The Irish Times today carrys a report that the Department of Social Welfare will soon contact all 400,000 people on the live register to explain that they would be better of working. Which seems fairly obvious
The report is interesting in that it first of all was and is still in the print version headlined “75% would be better off working” but was amended to “only 3% better off not working”. I wonder why. The report, says the Dept in a response to me (reproduced below) is not new. It is this report.
Now, that report is excellent. It looks at replacement rates (ratio of what you get on welfare to what you get on work). The 75% statement seems to come from the analysis of table 3 where the authors state “about three quarters of the recipients on Jobseeker’s payments face a replacement rate of less than 60 per cent”. In english this means that in the simulated labour market they develop someone on Jobseekers would get 60% of the predicted wage they would get.
The welfare situation is complex. The replacement rate is a fine and dandy tool to benchmark what you get in position A vs B. The problem is that the report and the letter campaign will be spun as “get of yer asses and get a job” . In a classic case of transference the (nominally) socialist Tainiste suggested young people should not be “in front of flat screen TVs”, echoing Norman (assuredly not socialist) Tebbitt and his exhortations to the unemployed of the 1980s to “Get on yer bike”

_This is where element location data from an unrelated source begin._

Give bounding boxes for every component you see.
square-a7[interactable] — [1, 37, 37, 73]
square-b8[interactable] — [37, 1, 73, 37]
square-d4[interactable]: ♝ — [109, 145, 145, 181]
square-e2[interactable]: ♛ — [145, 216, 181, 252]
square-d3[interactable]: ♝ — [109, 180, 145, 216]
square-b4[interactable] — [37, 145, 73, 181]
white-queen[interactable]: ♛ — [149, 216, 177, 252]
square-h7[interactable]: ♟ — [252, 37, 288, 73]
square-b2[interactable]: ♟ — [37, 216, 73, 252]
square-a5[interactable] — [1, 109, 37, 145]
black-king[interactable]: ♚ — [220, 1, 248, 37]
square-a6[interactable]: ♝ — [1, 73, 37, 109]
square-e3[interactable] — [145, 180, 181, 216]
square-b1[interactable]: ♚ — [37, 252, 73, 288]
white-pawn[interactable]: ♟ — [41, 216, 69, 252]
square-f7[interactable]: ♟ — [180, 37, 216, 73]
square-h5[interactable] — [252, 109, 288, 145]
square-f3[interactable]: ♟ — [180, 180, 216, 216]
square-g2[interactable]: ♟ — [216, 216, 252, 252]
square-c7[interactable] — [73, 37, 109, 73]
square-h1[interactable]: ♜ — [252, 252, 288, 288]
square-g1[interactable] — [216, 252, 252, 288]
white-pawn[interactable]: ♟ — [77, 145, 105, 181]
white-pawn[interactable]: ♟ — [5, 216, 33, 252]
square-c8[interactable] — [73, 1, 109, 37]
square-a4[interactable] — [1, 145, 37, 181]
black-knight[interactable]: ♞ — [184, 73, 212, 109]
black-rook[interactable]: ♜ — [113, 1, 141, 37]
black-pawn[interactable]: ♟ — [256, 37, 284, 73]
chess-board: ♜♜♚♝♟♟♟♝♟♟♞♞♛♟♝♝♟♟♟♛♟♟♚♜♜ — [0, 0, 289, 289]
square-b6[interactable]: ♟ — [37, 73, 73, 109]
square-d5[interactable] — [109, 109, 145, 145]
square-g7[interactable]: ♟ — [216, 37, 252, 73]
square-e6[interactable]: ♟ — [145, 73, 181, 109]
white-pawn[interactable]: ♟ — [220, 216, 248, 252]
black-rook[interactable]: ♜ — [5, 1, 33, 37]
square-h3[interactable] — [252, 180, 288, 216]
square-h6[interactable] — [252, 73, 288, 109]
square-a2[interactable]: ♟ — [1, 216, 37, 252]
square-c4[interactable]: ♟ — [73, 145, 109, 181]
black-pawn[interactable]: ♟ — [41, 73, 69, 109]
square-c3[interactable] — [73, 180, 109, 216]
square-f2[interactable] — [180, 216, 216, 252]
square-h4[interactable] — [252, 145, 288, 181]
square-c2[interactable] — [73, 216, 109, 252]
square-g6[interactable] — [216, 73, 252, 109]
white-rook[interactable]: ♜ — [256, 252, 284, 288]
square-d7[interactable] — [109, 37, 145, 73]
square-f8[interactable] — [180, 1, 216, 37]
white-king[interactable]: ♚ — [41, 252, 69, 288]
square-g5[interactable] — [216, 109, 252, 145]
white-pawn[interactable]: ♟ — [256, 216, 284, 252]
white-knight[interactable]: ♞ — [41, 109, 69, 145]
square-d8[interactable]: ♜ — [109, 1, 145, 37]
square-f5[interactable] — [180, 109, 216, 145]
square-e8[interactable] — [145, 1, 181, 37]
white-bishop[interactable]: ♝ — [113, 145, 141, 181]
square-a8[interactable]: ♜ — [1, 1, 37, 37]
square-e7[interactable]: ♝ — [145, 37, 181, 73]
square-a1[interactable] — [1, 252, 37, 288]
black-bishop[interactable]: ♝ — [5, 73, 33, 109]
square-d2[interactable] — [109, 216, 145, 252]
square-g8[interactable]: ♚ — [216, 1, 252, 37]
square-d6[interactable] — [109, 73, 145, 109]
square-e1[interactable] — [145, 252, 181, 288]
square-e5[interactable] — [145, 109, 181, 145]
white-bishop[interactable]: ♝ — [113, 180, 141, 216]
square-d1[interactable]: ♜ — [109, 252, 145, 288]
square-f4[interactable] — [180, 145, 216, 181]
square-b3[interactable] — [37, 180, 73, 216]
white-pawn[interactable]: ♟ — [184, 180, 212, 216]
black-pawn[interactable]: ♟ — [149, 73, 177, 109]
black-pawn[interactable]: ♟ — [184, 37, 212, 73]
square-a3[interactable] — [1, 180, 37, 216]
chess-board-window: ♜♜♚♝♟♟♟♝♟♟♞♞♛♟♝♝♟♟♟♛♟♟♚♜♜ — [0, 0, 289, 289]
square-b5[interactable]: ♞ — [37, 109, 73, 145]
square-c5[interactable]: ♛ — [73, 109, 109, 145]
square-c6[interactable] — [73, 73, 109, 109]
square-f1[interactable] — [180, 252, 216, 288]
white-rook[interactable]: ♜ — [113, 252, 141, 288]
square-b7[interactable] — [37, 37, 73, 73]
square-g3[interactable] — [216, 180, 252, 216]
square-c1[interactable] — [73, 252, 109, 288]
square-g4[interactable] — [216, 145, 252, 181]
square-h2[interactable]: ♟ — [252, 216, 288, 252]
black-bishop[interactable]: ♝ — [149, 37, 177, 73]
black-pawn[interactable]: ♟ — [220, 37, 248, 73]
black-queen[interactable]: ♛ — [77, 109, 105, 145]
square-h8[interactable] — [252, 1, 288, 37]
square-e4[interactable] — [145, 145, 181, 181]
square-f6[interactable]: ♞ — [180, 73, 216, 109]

Here however is the problem..are there JOBS for these layabouts to drag themselves to instead of watching Jeremy Kyle and reruns of Americas Top Model? Focusing on the replacement rate is a classic case of supply side initiatives. But the other half of the issue is Aggregate Demand. From the Budget 2014 we see that domestic demand, which will drive jobs more than hoped for hightech exports, is calculated to be at best sluggish, at 1.4% to 1.1% pa for the next few years. It would be nice if we could have media and government that acknowledge that supply and demand work together.
The reference to ‘75% of people on welfare could increase their income by about 50 per cent by obtaining a job’ is from Live Register analysis and has been cited in a response to a recent parliamentary question (see below).
The separate research from the ESRI, is publicly available and the title of the study is “Tax, Welfare and Work Incentives’.
PQ – 17th October, 2013
Deputy Peter Mathews asked the Minister for Social Protection her plans to ensure that persons are financially better off in employment rather than on welfare; and if she will make a statement on the matter. [43140/13]
Response from Minister for Social Protection (Deputy Joan Burton):
The replacement rate for given income levels is a tool used to measure the degree to whichout-of-work benefits when unemployed replace take home income from work. While there is no pre-determined level of replacement rate, which would influence every individual’s decision to work, higher replacement rates may indicate lower incentives to take up employment. In this regard a replacement rate in excess of 70% may be considered to be excessive. The Department will shortly make available an online “Better Off in Work” ready reckoner which will give an indicative estimate of the difference between a customer’s potential in-work and current out-of-work payments based on information input by the customer. I expect this to be of significant practical help to jobseekers. Replacement rate analysis, as supported by research by the ESRI, demonstrates that the great majority of people on the Live Register have a strong financial incentive to work and significant numbers leave the Register each year.
In this regard it may be noted that almost three-quarters of the people on the Live Register are only claiming a personal rate for themselves. They are either single or may have a spouse or partner who is working. In addition, 53% of the people on the Live Register receive less than the maximum personal weekly rate.
High replacement rates are generally associated with a relatively high number of dependent children and/or receipt of rent or mortgage supplement. However, it is important to note that only some 9% of persons on the Live Register are in receipt of rent supplement, with a further 1.5% in receipt of mortgage interest supplement. The vast majority of jobseekers do not receive these additional supports. Significant moves have already been taken to address the impact of housing entitlements upon replacement rates. Arising out of commitments in the Programme for Government to review the operation of the rent supplement scheme, proposals to integrate the systems for providing rent supplement and social housing support have been advanced. It is intended to transfer responsibility for the provision of rental assistance to persons with a long term housing need from the Department of Social Protection (currently provided through rent supplement) to housing authorities using a new housing assistance payment.
The effect of this transfer and the introduction of a new form of housing assistance payment will be to address one of the significant disincentives to accessing full-time employment that exists under the rent supplement scheme. This will have a positive impact on replacement rates.